The New Testament specifies that we are already in the “last days.” The question many people are wondering, however, is whether or not we are toward the end of the last days. It’s no wonder. Various biblical passages talk about events leading up to it: wars, rumours of war, distress, famines, earthquakes, false prophets, and pestilences. Have any of those boxes not been checked? Ultimately, we don’t know when it will happen. But Jesus says it will. It’s just that no one knows the day or the hour (Matthew 24:36).

But why the delay? 2 Peter 3:9 gives the answer: “The Lord is not slow in keeping his promise [about returning], as some understand slowness. Instead he is patient with you, not wanting anyone to perish, but everyone to come to repentance.”

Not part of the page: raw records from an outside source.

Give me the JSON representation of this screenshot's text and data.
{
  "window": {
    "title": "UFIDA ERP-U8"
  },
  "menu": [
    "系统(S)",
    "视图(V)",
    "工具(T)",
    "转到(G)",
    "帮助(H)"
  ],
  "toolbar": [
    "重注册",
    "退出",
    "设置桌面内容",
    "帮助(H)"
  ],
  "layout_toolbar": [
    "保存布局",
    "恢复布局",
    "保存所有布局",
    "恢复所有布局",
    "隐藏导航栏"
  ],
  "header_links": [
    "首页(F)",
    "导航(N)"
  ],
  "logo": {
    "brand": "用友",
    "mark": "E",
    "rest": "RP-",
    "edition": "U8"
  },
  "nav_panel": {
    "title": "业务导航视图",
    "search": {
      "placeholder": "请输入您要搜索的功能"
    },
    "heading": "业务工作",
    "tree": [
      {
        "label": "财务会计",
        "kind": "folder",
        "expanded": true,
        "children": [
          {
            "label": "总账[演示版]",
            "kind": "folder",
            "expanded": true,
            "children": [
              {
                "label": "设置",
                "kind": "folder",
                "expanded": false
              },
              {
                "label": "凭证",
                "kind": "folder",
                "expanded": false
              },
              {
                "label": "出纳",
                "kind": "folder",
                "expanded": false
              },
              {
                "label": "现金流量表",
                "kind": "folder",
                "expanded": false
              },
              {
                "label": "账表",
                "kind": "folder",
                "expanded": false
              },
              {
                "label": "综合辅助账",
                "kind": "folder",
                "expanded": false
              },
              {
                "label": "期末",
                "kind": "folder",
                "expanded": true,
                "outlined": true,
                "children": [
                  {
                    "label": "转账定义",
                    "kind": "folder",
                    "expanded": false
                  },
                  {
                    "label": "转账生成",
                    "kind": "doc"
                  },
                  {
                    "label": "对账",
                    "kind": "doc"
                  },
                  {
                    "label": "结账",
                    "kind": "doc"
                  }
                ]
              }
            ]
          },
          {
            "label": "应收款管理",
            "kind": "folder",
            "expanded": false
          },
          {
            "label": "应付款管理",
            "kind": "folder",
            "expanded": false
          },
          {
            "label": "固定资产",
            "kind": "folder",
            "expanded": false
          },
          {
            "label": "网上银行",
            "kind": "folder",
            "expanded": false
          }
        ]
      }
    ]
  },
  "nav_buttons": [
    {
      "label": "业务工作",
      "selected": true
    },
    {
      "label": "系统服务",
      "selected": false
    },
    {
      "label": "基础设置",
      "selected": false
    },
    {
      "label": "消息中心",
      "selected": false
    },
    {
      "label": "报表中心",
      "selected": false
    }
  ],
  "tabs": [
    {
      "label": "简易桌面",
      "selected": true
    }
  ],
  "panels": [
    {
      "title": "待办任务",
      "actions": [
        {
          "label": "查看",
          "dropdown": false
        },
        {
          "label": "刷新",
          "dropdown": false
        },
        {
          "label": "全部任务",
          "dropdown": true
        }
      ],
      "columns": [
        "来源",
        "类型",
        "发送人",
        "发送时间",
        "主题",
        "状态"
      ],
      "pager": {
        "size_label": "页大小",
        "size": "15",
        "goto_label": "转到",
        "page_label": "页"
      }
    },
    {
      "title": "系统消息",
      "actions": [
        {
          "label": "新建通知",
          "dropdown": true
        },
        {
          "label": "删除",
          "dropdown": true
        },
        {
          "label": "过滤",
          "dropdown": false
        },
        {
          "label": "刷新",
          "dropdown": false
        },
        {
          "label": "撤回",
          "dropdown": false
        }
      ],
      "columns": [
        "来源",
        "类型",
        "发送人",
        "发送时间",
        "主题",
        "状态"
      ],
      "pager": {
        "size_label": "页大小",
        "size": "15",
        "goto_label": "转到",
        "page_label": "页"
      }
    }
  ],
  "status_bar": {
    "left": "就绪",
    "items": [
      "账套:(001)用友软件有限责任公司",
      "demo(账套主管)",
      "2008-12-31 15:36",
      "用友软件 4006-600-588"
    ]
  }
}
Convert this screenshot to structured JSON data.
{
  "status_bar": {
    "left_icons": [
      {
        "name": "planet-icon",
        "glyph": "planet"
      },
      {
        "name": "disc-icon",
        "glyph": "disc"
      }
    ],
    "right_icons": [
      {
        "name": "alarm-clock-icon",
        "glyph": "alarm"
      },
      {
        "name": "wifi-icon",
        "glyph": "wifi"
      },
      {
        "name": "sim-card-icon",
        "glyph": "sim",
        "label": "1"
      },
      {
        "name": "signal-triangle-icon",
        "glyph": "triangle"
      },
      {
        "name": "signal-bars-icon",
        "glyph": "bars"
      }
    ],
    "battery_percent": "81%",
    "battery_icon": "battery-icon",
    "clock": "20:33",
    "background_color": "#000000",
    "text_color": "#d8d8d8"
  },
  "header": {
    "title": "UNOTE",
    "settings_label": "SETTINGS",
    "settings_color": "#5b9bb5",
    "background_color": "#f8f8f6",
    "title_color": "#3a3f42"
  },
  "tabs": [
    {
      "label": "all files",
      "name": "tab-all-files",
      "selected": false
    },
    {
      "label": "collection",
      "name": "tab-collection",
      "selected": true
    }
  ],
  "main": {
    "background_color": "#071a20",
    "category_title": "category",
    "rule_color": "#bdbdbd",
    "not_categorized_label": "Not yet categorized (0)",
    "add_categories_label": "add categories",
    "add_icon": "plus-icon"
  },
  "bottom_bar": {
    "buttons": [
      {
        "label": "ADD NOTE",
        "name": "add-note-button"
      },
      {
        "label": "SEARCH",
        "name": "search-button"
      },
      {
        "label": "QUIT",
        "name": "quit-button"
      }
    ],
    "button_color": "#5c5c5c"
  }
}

This should motivate us to know and trust Jesus as Lord, to share his good news with others, to live “holy and godly lives” as we wait (2 Peter 3:12), and live in eager expectation. God is in fact making all things new. And that, my friends, has a way of lifting the chin; the horizon is beyond good.

The early church prayed this short Aramaic prayer: Marana Tha. It means, “Our Lord, come!” May it be so. Every tear will be gone, wrongs will be made right, and the love of God will reign.

Are there other things to pray and work for? Definitely.

But this may be a specifically troubling week. No matter the fracas in a frazzled world, we stride forward as a people of grace and gratitude, and of persistence and prayer.